The people’s estrangement from politics was not the only reason for Brexit. Among others were the EU’s super-regulatory nature, its tendency to foment cartels instead of open markets and Eurocrats’ distaste for involving the people in decision-making.
The EU likes to burden its subjects financially (“Let’s save Greece for the nth time!”), monetarily (“Let’s flood the markets with money and debt!”), and with regulations (“Let’s make sure no one uses cash!”). These burdens influence individuals directly and intimately. Not giving people a say in these matters (and many others) is a recipe for certain failure.
British Prime Minister David Cameron made the most courageous decision by a European politician in decades
Eurocrats often respond to these criticisms by explaining that these are technical issues driven by day-to-day politics and are too complex for the people to understand them properly.

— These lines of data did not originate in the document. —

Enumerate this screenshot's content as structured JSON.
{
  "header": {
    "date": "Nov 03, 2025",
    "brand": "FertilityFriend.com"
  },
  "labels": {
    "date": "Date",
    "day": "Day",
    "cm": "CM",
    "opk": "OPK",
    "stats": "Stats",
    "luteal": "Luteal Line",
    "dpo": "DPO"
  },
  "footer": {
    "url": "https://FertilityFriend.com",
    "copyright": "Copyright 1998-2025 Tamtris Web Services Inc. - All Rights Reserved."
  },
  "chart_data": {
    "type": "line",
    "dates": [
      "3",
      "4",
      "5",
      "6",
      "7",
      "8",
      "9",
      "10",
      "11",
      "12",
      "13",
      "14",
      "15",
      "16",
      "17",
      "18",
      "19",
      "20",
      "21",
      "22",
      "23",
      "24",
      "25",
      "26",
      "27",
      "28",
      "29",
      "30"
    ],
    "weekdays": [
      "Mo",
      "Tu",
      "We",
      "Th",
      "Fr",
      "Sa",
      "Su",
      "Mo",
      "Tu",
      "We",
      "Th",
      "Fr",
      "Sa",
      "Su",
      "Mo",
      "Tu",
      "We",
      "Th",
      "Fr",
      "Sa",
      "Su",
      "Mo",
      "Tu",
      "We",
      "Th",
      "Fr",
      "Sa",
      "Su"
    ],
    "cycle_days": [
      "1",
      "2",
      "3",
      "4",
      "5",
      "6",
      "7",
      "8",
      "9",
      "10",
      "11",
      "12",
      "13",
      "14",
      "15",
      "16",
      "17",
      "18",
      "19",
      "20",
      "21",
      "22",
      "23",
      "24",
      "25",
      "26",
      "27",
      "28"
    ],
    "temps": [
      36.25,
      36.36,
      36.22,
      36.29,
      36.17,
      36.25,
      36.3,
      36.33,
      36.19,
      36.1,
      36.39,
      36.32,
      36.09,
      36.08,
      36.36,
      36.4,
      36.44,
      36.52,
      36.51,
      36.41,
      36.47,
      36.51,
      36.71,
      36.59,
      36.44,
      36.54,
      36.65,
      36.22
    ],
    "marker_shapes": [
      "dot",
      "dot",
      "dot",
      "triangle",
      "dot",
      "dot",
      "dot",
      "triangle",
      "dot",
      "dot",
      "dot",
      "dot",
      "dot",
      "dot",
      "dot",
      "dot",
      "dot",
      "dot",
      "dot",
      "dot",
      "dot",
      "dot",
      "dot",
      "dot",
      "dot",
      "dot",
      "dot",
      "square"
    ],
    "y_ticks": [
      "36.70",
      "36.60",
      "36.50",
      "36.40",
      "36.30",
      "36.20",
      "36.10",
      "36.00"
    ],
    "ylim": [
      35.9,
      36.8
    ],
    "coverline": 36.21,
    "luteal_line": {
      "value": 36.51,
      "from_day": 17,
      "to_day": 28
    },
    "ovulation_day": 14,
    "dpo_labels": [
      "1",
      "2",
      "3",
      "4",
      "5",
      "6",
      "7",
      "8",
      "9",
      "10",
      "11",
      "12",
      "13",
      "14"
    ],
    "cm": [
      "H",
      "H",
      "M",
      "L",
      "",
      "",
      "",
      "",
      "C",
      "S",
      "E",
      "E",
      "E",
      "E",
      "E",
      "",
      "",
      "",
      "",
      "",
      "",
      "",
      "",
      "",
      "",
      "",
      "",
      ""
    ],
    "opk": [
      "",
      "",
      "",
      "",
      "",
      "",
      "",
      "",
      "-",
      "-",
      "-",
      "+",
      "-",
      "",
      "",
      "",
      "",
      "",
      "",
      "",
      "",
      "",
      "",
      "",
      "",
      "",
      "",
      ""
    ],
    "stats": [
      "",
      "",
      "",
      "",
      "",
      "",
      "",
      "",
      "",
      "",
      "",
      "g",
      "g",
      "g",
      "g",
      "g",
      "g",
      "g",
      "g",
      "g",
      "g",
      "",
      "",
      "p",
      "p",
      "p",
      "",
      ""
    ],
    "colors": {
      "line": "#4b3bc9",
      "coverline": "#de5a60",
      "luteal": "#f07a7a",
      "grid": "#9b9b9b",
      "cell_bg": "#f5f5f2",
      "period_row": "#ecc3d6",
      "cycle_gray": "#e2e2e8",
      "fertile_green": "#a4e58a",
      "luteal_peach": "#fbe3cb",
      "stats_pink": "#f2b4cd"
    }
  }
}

Quite the contrary. Such issues are fundamental, because they call into question the very nature of the EU. Is it a confederation of sovereign states or a new, homogenous regulatory body allowing for some local folklore? Is it an arrangement for commercial cooperation or a mutual bailout fund? These questions cannot be asked only when the circumstances arise; they are themselves the starting point for supranational collaboration.
Complexity is, if anything, a case for giving the people a stronger say in decision-making. The more complex things are, the more necessary the commitment of those who have to adjust their lives to that complexity.
The “democracy deficit” is deeply ingrained in European politics. And then came Mr. Cameron. Though his motives were elsewhere, putting EU membership to a vote was the right thing to do. And for that, he lost his job. On the continent, he is reviled for it. But in such situations, deferring to the people is the right thing to do. This time, it was also the courageous thing to do.
So for that, I offer my applause for Mr. Cameron.